Support running on a cluster of nodes #39

slashdotdash · 2016-11-29T15:51:50Z

Commanded is currently restricted to run on a single node only.

Using a library such as Swarm would help to run on a cluster of nodes.

Must consider how to deal with split brain scenarios.

edimoldovan · 2017-05-25T21:47:16Z

Any plans on this one?

slashdotdash · 2017-05-26T11:29:18Z

@edimoldovan I don't have immediate plans to work on this, but want to provide support for clusters at some point. Feel free to provide any input you have.

My initial thoughts were to look at an implementation using @bitwalker's Swarm library.

bitwalker · 2017-05-26T17:15:39Z

You'll have to make decisions about the various CAP tradeoffs, as Swarm makes tradeoffs for the use case it was designed for, and others like Riak Core do the same, so depending on your use case, you'll want to evaluate which of those fits best and then go check out building an implementation. Swarm was designed with being a high performance global process registry in mind - it is eventually consistent, and is willing to duplicate everything in both partitions to stay available during netsplits, and then resolve conflicts when the partition is healed - but it almost certainly means one side's changes are going to need to be dropped, but how that's handled is up to you (but the default behaviour is whichever node "owns" the key is kept and the other data dropped, so that the behavior is deterministic). So if that level of consistency is acceptable, then Swarm might be a good fit, otherwise Riak Core is where I'd look.

slashdotdash · 2017-05-26T17:40:56Z

Thanks for the feedback @bitwalker. I was aware of Riak Core but hadn't considered it as an option, so will investigate further.

aflatter · 2017-05-29T10:01:10Z

Just a thought: Is direct coordination between commanded nodes required to implement this? Hosting a commanded-based application on Heroku would probably not be possible if instances need to talk to each other.

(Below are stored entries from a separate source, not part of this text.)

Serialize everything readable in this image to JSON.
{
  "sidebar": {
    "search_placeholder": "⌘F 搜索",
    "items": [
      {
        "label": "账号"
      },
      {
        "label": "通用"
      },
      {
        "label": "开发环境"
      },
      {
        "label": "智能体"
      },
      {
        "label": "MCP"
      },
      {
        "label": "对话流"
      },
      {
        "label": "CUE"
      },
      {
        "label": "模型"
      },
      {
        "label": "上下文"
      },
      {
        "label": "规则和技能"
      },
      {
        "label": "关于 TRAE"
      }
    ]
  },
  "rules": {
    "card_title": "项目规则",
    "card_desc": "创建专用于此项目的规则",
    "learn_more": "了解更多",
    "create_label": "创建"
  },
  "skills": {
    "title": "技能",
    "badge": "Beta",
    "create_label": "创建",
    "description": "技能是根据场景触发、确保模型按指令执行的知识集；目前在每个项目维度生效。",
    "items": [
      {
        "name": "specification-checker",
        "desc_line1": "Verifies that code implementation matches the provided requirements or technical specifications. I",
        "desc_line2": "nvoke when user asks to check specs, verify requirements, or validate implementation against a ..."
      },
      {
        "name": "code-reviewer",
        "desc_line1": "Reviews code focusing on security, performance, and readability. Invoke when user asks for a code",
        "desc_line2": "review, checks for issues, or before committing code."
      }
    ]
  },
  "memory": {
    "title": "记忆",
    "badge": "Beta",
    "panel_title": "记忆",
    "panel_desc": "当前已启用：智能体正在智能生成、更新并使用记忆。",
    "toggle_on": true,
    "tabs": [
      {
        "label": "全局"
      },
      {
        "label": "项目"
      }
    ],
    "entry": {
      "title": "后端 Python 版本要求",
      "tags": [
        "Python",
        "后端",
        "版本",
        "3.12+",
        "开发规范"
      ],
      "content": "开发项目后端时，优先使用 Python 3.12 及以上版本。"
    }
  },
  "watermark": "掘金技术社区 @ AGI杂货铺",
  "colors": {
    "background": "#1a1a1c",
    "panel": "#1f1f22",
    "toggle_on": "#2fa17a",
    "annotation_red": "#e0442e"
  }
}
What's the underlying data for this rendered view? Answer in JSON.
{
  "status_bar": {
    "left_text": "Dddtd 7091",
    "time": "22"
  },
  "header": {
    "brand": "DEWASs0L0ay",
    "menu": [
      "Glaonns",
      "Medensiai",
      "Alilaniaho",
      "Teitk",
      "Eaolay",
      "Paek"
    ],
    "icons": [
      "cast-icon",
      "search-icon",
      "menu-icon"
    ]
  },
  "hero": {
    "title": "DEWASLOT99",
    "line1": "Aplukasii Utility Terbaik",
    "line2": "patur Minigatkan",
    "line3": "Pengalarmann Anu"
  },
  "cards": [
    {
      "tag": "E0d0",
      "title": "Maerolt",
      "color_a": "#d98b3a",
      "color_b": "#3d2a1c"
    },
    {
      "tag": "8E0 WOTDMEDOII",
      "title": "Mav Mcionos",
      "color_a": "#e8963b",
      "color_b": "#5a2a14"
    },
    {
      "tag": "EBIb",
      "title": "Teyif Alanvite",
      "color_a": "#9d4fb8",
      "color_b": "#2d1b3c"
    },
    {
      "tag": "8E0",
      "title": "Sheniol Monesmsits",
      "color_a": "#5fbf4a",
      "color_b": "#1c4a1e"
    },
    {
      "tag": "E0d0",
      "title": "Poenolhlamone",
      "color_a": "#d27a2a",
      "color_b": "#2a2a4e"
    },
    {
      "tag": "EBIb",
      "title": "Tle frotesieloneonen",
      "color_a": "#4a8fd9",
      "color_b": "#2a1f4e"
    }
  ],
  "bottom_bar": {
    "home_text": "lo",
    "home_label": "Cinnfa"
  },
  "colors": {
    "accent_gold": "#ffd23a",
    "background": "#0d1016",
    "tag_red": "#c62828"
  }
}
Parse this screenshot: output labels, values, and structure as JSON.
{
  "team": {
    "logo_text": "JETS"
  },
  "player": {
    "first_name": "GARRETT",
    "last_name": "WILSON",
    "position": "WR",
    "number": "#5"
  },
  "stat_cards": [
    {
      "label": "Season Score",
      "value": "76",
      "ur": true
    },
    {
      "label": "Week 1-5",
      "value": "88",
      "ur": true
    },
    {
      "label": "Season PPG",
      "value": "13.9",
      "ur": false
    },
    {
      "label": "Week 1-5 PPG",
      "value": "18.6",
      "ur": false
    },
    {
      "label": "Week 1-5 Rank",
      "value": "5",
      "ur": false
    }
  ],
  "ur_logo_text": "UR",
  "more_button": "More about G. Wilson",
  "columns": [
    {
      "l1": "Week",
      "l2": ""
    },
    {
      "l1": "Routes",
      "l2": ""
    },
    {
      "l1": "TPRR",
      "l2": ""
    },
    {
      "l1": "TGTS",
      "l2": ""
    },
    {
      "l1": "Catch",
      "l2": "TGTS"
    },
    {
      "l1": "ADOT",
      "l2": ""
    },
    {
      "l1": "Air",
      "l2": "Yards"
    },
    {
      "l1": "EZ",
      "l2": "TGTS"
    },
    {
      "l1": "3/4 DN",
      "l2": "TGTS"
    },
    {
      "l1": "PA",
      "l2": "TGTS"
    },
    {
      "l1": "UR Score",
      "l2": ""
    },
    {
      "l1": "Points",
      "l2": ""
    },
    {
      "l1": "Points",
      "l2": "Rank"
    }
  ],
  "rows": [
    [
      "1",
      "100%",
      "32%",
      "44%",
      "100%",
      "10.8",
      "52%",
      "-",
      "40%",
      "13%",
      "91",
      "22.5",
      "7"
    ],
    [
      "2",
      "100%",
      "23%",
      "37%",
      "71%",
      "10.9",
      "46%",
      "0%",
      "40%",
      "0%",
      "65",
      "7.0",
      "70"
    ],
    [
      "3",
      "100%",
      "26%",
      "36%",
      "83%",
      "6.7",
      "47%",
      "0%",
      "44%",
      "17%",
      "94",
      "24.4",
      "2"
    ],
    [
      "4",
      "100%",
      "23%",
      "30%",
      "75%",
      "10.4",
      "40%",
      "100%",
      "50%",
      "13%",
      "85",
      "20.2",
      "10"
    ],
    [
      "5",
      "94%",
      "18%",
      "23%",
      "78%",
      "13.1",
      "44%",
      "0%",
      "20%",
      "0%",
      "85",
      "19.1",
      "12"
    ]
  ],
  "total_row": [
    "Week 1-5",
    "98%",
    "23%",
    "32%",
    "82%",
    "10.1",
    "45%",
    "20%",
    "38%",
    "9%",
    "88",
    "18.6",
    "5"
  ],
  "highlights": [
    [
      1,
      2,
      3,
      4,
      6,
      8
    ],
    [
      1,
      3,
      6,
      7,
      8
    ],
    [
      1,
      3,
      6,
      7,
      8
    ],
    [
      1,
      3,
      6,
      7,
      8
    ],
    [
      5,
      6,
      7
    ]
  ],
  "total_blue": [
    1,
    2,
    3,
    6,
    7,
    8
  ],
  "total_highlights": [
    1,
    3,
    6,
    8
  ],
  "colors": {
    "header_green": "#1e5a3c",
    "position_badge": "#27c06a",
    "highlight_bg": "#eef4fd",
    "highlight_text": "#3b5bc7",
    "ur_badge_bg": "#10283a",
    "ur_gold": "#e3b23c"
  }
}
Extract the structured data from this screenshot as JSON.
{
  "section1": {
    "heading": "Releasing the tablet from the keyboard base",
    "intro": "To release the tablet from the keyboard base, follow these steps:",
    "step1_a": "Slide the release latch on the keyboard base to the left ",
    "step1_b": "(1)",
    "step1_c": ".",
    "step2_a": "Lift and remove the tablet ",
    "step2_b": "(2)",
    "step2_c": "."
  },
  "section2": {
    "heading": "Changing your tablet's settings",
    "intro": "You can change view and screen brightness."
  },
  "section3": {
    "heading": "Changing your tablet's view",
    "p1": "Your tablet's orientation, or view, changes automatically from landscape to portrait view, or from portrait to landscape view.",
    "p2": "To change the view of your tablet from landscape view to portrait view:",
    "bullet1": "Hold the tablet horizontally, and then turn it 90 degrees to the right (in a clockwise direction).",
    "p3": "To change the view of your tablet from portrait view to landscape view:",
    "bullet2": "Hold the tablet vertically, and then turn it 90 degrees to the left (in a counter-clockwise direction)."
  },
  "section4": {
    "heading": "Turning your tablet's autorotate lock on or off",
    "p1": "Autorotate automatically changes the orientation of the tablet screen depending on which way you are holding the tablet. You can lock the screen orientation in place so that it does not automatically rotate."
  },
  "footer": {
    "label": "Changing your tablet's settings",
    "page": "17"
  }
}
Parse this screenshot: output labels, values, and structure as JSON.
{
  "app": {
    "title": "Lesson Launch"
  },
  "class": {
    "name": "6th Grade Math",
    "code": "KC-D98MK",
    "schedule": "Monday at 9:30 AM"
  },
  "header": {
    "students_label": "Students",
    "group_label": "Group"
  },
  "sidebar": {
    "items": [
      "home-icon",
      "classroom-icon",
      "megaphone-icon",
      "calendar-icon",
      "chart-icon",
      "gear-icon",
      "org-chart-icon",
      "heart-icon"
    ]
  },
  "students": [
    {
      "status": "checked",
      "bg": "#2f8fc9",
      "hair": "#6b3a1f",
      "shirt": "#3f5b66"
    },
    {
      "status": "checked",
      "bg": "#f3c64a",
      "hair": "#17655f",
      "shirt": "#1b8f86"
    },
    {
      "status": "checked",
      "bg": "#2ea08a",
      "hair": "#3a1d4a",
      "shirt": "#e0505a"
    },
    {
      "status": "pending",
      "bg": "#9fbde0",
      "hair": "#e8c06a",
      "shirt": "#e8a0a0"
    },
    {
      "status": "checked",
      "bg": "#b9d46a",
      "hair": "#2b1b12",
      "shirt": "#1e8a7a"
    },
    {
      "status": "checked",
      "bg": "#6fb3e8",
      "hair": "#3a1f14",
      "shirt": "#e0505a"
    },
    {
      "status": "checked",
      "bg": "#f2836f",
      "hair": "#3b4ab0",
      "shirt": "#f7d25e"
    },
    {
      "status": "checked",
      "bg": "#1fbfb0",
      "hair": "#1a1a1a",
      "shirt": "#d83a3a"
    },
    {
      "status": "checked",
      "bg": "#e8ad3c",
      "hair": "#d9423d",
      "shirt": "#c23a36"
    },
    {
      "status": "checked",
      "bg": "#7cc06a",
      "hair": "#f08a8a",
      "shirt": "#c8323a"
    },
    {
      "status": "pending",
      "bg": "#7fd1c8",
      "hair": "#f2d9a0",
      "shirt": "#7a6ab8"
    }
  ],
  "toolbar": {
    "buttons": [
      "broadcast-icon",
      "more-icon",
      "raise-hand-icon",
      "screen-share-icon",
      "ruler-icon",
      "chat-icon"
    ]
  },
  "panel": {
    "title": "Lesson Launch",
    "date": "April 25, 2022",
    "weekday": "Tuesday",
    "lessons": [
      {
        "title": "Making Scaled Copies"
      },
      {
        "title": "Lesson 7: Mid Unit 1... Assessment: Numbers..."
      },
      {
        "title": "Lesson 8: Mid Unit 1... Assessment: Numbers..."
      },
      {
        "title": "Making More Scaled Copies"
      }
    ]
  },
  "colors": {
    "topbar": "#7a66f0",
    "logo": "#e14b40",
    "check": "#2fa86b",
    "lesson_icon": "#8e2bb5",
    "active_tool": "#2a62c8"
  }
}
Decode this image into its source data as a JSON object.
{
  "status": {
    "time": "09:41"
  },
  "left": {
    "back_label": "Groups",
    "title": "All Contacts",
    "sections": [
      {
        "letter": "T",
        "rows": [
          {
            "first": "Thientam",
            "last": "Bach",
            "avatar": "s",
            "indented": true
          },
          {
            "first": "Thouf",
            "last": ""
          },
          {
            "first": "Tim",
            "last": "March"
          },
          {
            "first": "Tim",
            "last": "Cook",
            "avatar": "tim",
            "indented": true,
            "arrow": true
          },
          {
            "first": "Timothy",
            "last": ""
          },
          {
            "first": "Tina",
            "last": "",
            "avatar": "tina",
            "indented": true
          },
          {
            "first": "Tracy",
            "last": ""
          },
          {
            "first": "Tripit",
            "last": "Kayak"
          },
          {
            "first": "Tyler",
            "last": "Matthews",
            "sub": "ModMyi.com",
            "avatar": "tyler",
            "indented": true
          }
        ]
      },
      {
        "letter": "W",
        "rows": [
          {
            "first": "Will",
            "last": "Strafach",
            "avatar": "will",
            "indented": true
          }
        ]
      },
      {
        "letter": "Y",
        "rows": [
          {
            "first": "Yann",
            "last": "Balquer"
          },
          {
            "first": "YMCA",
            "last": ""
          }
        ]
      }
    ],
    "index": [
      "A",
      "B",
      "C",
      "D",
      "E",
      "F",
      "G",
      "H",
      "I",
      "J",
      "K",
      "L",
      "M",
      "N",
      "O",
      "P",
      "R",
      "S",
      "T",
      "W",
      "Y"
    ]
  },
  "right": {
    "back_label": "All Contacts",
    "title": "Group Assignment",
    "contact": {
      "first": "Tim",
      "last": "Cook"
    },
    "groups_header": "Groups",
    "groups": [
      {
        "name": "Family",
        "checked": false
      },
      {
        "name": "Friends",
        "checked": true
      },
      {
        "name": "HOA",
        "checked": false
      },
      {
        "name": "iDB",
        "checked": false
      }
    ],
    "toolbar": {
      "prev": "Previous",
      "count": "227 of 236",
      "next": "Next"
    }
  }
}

slashdotdash · 2017-05-29T12:32:02Z

@aflatter Yes, it would be necessary for the nodes to communicate with each other to support running as a cluster.

aflatter · 2017-05-29T14:13:20Z

@slashdotdash Can you expand a bit on the features that are part of "running as a cluster"? Would it be enough to add optimistic writes for event streams and a reliable message bus in the event store to allow multiple instances of an application?

slashdotdash · 2017-06-01T11:58:45Z

@aflatter Commanded, and the Event Store, make use of OTP processes to guarantee serialized concurrent access to event streams and aggregates. They are designed to run as singleton processes, one process per logical stream/aggregate.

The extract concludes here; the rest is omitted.